There are definite problems that arise from including stuttering in the SLH curriculum. I think these problems can be solved by improving or extending the curriculum, and don't mean that stuttering should be moved elsewhere.

One of the biggest problems is the tendency to define stuttering in terms of one or more language, voice, or hearing disorders. It is very easy for this to occur when there is incomplete knowledge of other speech-language disorders or when someone defines all speech-language disorders in terms of one discipline. In stuttering, this tends to happen with language and voice. It may be easier to fall into this trap when the student lacks the internal mental and sensory knowledge of stuttering possessed by a person with the disorder.

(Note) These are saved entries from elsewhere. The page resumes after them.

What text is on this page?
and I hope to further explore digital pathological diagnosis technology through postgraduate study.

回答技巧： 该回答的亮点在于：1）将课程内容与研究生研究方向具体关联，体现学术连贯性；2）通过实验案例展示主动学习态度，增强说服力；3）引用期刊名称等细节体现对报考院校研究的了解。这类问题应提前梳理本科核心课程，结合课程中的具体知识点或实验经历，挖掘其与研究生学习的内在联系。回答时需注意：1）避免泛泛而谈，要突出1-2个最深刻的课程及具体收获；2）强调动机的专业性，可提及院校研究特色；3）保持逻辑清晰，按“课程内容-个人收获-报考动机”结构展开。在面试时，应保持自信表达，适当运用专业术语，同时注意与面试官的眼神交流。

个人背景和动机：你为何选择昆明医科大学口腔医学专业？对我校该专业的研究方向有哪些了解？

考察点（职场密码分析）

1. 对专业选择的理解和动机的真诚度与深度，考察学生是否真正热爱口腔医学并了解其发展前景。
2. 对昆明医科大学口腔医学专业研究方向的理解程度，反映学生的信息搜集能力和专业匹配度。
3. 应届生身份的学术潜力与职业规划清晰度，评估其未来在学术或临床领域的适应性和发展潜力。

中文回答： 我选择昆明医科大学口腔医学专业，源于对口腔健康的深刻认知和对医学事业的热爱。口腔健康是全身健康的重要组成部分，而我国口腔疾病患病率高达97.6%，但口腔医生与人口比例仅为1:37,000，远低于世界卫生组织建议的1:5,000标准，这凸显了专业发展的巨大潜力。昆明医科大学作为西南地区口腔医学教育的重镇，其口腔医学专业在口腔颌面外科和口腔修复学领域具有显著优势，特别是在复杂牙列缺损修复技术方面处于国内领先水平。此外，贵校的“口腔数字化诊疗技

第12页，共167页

Yet another shortcoming is the lack of adequate counseling education in the curriculum. There are apparently only 25 SLH graduate schools in the U.S. that include a counseling course as a required part of their curriculum. Others, like my school (the University of Colorado at Boulder), provide a Clinical Theory and Practice course that touches on counseling, include information on counseling in all of their courses, and require clinical supervisors to provide counseling guidance and training for students during clinical practica. But most graduating SLP's will have to obtain additional counseling training to obtain a counseling license, where that is required.

Finally, there is the insularity of the SLH curriculum (in every major area but one). I think this insularity has been set up by a desire to protect stuttering education and therapy from specialists in other areas who may have uninformed - and potentially damaging - opinions about stuttering. But it's also meant that stuttering researchers have generally not attempted to apply recent insights about emotion and learning. The one major area where collaboration has occurred is brain imaging. Unfortunately, this has meant that insights from other fields are limited to snapshots of phenomena, without any real investigation or understanding of cognitive or emotional processes or dynamics that is required to interpret the images.

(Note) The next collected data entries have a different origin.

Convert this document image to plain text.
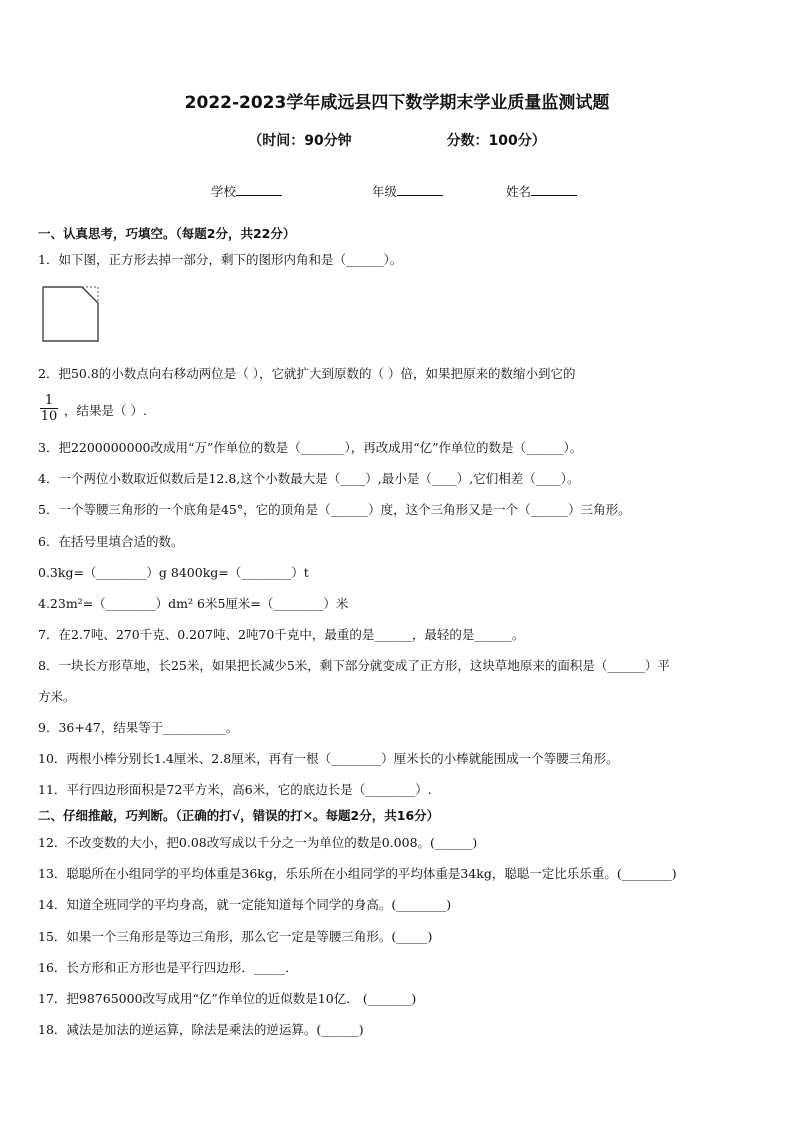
2022-2023学年咸远县四下数学期末学业质量监测试题
（时间：90分钟	分数：100分）
学校	年级	姓名
一、认真思考，巧填空。（每题2分，共22分）
1．如下图，正方形去掉一部分，剩下的图形内角和是（______）。
2．把50.8的小数点向右移动两位是（ ），它就扩大到原数的（ ）倍，如果把原来的数缩小到它的
$\frac{1}{10}$ ，结果是（ ）.
3．把2200000000改成用“万”作单位的数是（_______），再改成用“亿”作单位的数是（______）。
4．一个两位小数取近似数后是12.8,这个小数最大是（____）,最小是（____）,它们相差（____）。
5．一个等腰三角形的一个底角是45°，它的顶角是（______）度，这个三角形又是一个（______）三角形。
6．在括号里填合适的数。
0.3kg=（________）g 8400kg=（________）t
4.23m²=（________）dm² 6米5厘米=（________）米
7．在2.7吨、270千克、0.207吨、2吨70千克中，最重的是______，最轻的是______。
8．一块长方形草地，长25米，如果把长减少5米，剩下部分就变成了正方形，这块草地原来的面积是（______）平
方米。
9．36+47，结果等于__________。
10．两根小棒分别长1.4厘米、2.8厘米，再有一根（________）厘米长的小棒就能围成一个等腰三角形。
11．平行四边形面积是72平方米，高6米，它的底边长是（________）.
二、仔细推敲，巧判断。（正确的打√，错误的打✕。每题2分，共16分）
12．不改变数的大小，把0.08改写成以千分之一为单位的数是0.008。(______)
13．聪聪所在小组同学的平均体重是36kg，乐乐所在小组同学的平均体重是34kg，聪聪一定比乐乐重。(________)
14．知道全班同学的平均身高，就一定能知道每个同学的身高。(________)
15．如果一个三角形是等边三角形，那么它一定是等腰三角形。(_____)
16．长方形和正方形也是平行四边形．_____．
17．把98765000改写成用“亿”作单位的近似数是10亿． (_______)
18．减法是加法的逆运算，除法是乘法的逆运算。(______)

I invite comments and questions and the thoughts and ideas expressed in this brief article. I hope it has been clear that I don't feel that simply going through a graduate program will ever make anyone a competent therapist of any kind. The point is that people receiving stuttering therapy - a process that requires a significant investment of time, money, personal effort, and a major life change - should at least expect the person working with them to have made a similar specific investment in preparing him/herself to provide therapy services.